We all have health goals, from running a marathon to nailing that challenging yoga pose to eating more greens. But keeping up a steady course of effort can feel a bit like driving a car down a curvy road with no straightaways in sight – an endless series of diversions. Take a breath, no need to panic. If you understand how motivation and behavior change work, you can turn those ‘I should…’ intentions into powerful ‘I can…’ realities that will make it easier to make your goals happen.

Intrinsic motivation comes from inside you. It’s driven by enjoyment, curiosity or purpose. Extrinsic motivation comes from outside you. It’s based on rewards or threats. While both have their roles, intrinsic motivation is the engine for longer-lasting change, research shows.

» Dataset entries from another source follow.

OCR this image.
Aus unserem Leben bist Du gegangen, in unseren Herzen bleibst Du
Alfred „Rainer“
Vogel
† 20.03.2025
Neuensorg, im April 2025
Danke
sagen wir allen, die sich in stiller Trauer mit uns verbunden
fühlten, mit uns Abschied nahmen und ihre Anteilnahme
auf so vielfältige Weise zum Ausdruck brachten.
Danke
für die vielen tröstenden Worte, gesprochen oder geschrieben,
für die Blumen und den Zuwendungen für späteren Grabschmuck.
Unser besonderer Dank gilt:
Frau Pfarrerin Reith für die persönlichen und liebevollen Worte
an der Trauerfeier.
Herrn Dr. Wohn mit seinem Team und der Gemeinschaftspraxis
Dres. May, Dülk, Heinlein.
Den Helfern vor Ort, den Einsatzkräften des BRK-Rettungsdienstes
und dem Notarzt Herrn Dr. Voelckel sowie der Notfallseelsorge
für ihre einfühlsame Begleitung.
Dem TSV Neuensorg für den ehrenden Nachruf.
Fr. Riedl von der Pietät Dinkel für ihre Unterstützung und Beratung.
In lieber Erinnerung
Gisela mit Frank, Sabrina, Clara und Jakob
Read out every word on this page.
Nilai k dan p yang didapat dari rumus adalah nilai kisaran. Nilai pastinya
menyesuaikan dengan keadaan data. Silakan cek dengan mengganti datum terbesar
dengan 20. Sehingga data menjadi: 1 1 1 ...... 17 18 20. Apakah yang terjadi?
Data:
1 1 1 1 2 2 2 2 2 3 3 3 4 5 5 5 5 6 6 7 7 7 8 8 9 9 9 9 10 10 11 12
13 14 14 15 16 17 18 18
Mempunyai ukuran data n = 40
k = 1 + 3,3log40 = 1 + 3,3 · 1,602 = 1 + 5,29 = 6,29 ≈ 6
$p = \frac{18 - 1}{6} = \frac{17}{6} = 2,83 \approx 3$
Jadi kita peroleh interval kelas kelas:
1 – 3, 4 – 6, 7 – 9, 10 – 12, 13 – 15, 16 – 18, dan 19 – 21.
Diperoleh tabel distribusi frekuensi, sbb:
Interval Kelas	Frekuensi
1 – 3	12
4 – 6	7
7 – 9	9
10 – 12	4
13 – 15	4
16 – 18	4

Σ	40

Imagine your brain as a rewards engine. Addictive substances and behaviors pump dopamine – a feel good neurotransmitter – so engaging in more positive, healthy, behaviors causes dopamine levels to soar. This is why it’s helpful to break things down as simply as possible: keeping your goals small and achievable. The more mini-celebrations you have, the more you’ll feed your dopamine engine with each milestone.

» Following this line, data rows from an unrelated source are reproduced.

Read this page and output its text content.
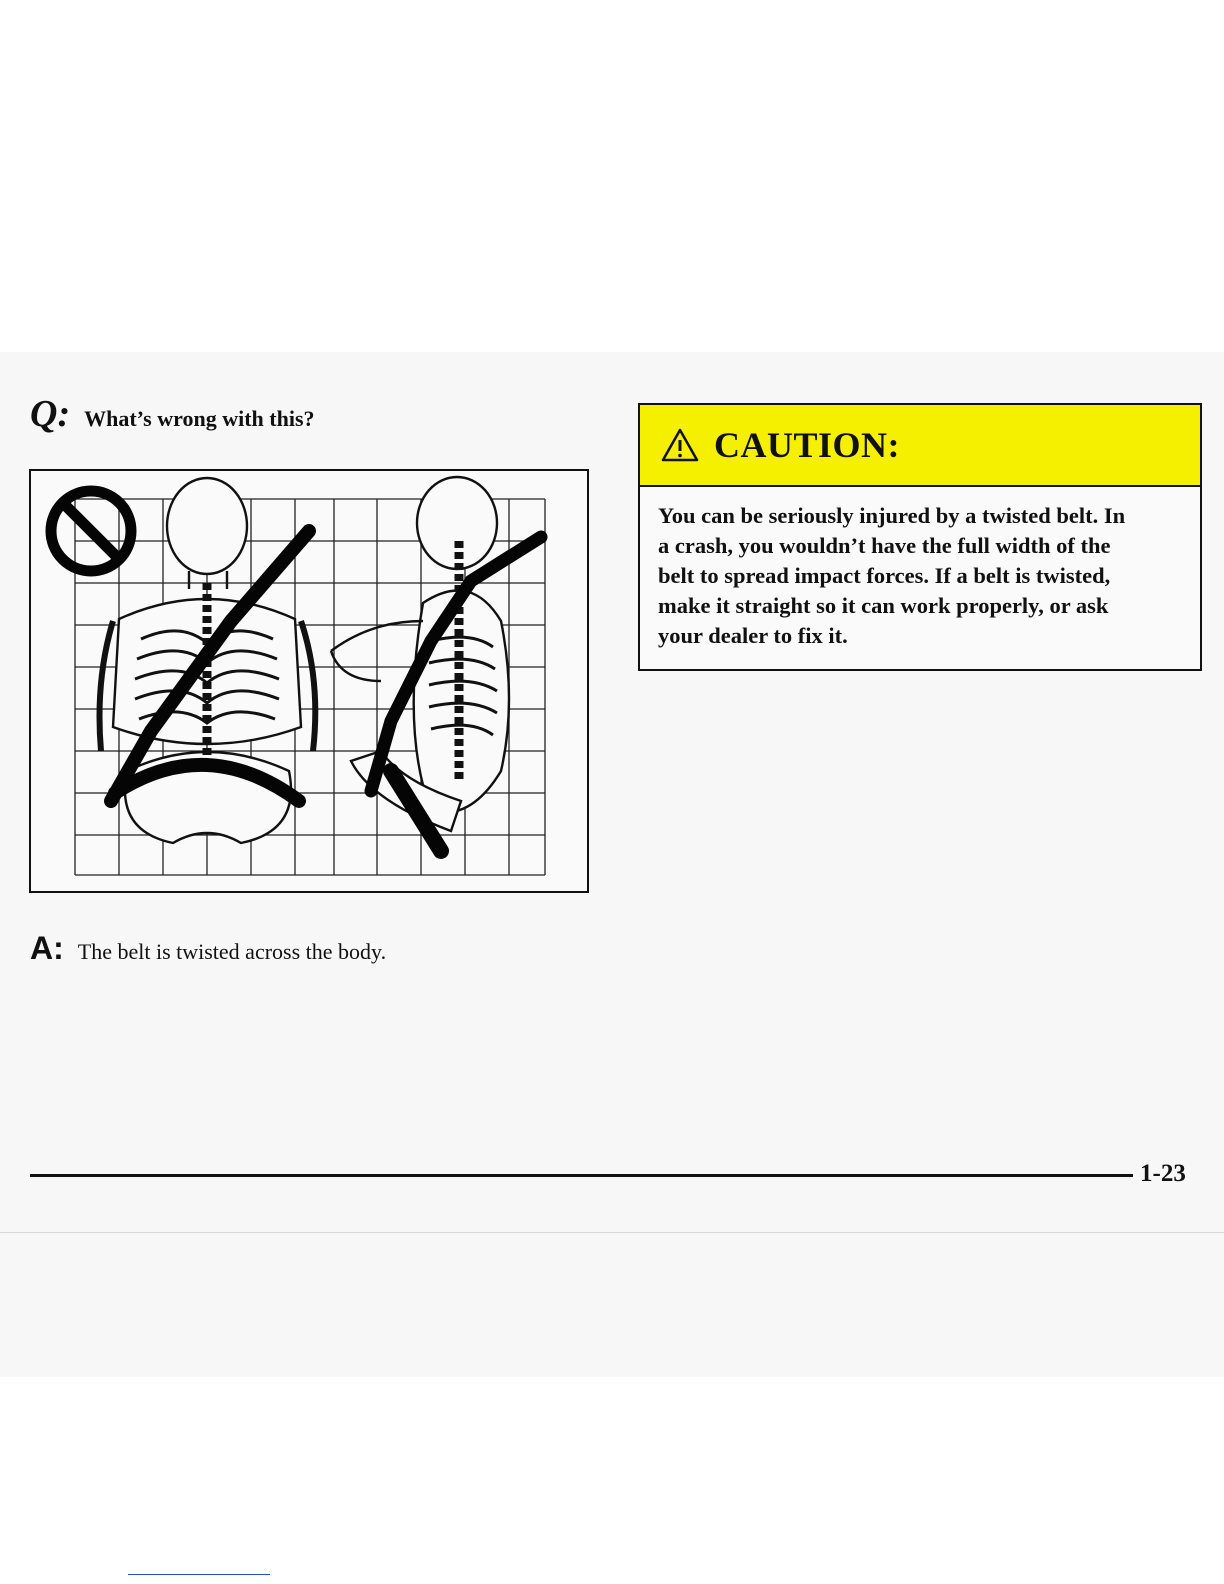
Q: What’s wrong with this?
A: The belt is twisted across the body.
CAUTION:
You can be seriously injured by a twisted belt. In
a crash, you wouldn’t have the full width of the
belt to spread impact forces. If a belt is twisted,
make it straight so it can work properly, or ask
your dealer to fix it.
1-23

Mental training is incredibly powerful; it drives our ability to execute a physical feat,’ said Attarian. ‘Give yourself some positive statements and discuss them during your workout: “It’s OK that I don’t have perfect technique. I’m just getting stronger with every set” or “I am tough. I recently completed a long hike and I feel strong.” When you say that, your brain starts saying, “OK, we don’t have the skilled technique but the brain wants to get better.” And that’s one of the best motivators, you feel like you have more efficacy.’

Beyond personal encouragement, we are social creatures. Being able to reveal your goals and your struggles to a supportive community will help you feel more accountable and motivated, and having a workout buddy, an online forum or a friend who believes in you can serve as fuel for your motivation.

None of this will be easy. Yes, there will be obstacles, but don’t quit when one appears. Expect obstacles and plan for how to mitigate them. Run out of steam? Do some quick meditation or get pumped with a motivational playlist. Or, crave junk food? Stock the pantry with healthy alternatives. Obstacles are only temporary setbacks, so be resilient!

Remember, motivation is a process, not a punchline. So enjoy your peaks and ruts, applaud your improvements, and use this science-based advice to keep your health-journey train moving ahead. With a little knowledge of your mind, and a few simple tools, you really can keep moving toward your goals – and reap the rewards of a better life.